The way that Myne uses her otherworld knowledge to make useful inventions recalls one of the oldest time-travel stories, Mark Twain’s satirical A Connecticut Yankee in King Arthur’s Court (1889). Meanwhile, Myne’s love of books makes her distinctly old-fashioned among anime characters. Like Keiichi Hara’s Birthday Wonderland, Bookworm might be a reaction versus the waterfall of fantasy anime that use all the gamified tropes of panel RPGs. Then again, maybe not. Throughout the anime, there are cute little storyboard cutaways of Myne looking very like a game weft rival through the levels.

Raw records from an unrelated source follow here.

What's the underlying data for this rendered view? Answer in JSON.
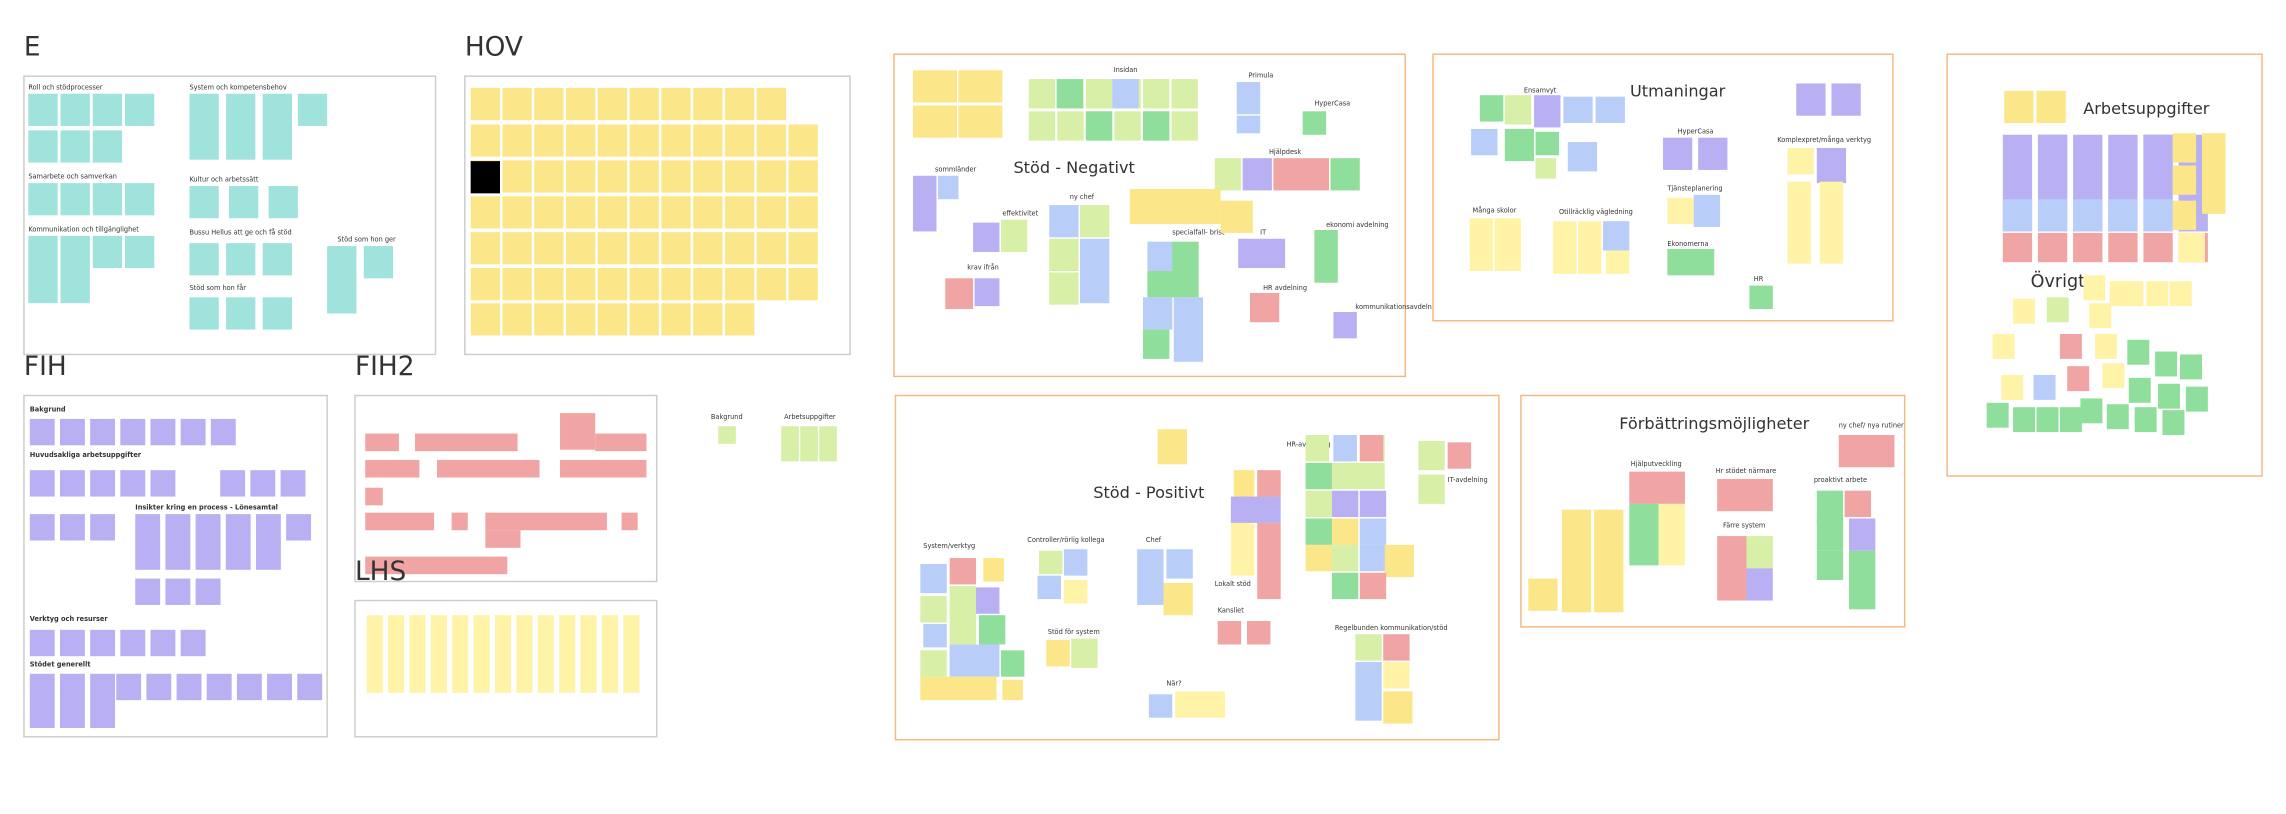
{
  "frames": [
    {
      "title": "E",
      "labels": [
        "Roll och stödprocesser",
        "System och kompetensbehov",
        "Samarbete och samverkan",
        "Kultur och arbetssätt",
        "Kommunikation och tillgänglighet",
        "Bussu Hellus att ge och få stöd",
        "Stöd som hon ger",
        "Stöd som hon får"
      ]
    },
    {
      "title": "HOV"
    },
    {
      "title": "FIH",
      "labels": [
        "Bakgrund",
        "Huvudsakliga arbetsuppgifter",
        "Insikter kring en process - Lönesamtal",
        "Verktyg och resurser",
        "Stödet generellt"
      ]
    },
    {
      "title": "FIH2"
    },
    {
      "title": "LHS"
    },
    {
      "title": "Stöd - Negativt",
      "labels": [
        "Insidan",
        "Primula",
        "HyperCasa",
        "Hjälpdesk",
        "ekonomi avdelning",
        "IT",
        "HR avdelning",
        "kommunikationsavdelning",
        "specialfall- brist",
        "ny chef",
        "effektivitet",
        "sommländer",
        "krav ifrån"
      ]
    },
    {
      "title": "Utmaningar",
      "labels": [
        "Ensamvyt",
        "HyperCasa",
        "Komplexpret/många verktyg",
        "Många skolor",
        "Otillräcklig vägledning",
        "Tjänsteplanering",
        "Ekonomerna",
        "HR"
      ]
    },
    {
      "title": "Arbetsuppgifter",
      "labels": [
        "Övrigt"
      ]
    },
    {
      "title": "Stöd - Positivt",
      "labels": [
        "HR-avdelning",
        "IT-avdelning",
        "Chef",
        "Lokalt stöd",
        "Kansliet",
        "Regelbunden kommunikation/stöd",
        "När?",
        "Stöd för system",
        "System/verktyg",
        "Controller/rörlig kollega"
      ]
    },
    {
      "title": "Förbättringsmöjligheter",
      "labels": [
        "ny chef/ nya rutiner",
        "Hjälputveckling",
        "Hr stödet närmare",
        "Färre system",
        "proaktivt arbete"
      ]
    }
  ],
  "loose_labels": [
    "Bakgrund",
    "Arbetsuppgifter"
  ]
}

Bookworm isn’t the first story to present separation from books as the ultimate hell, worse than the end of the world. One of the most famous Twilight Zone episodes, “Time Unbearable at Last,” was well-nigh a man who longs for increasingly time for reading. He’s in the vault of the wall where he works when there’s a catastrophe; he emerges to find civilisation obliterated by a nuclear war, with himself as the sole survivor. But he has canned food, and books, which have survived in the local library. Time enough, indeed! But the man has just piled up all the books he’ll read when he breaks his glasses and is left practically blind, sobbing “That’s not fair!” Plane Myne couldn’t have invented her way out of that one.
Andrew Osmond is the tragedian of 100 Animated Feature Films. Ascendance of a Bookworm is released in the UK by Anime Limited.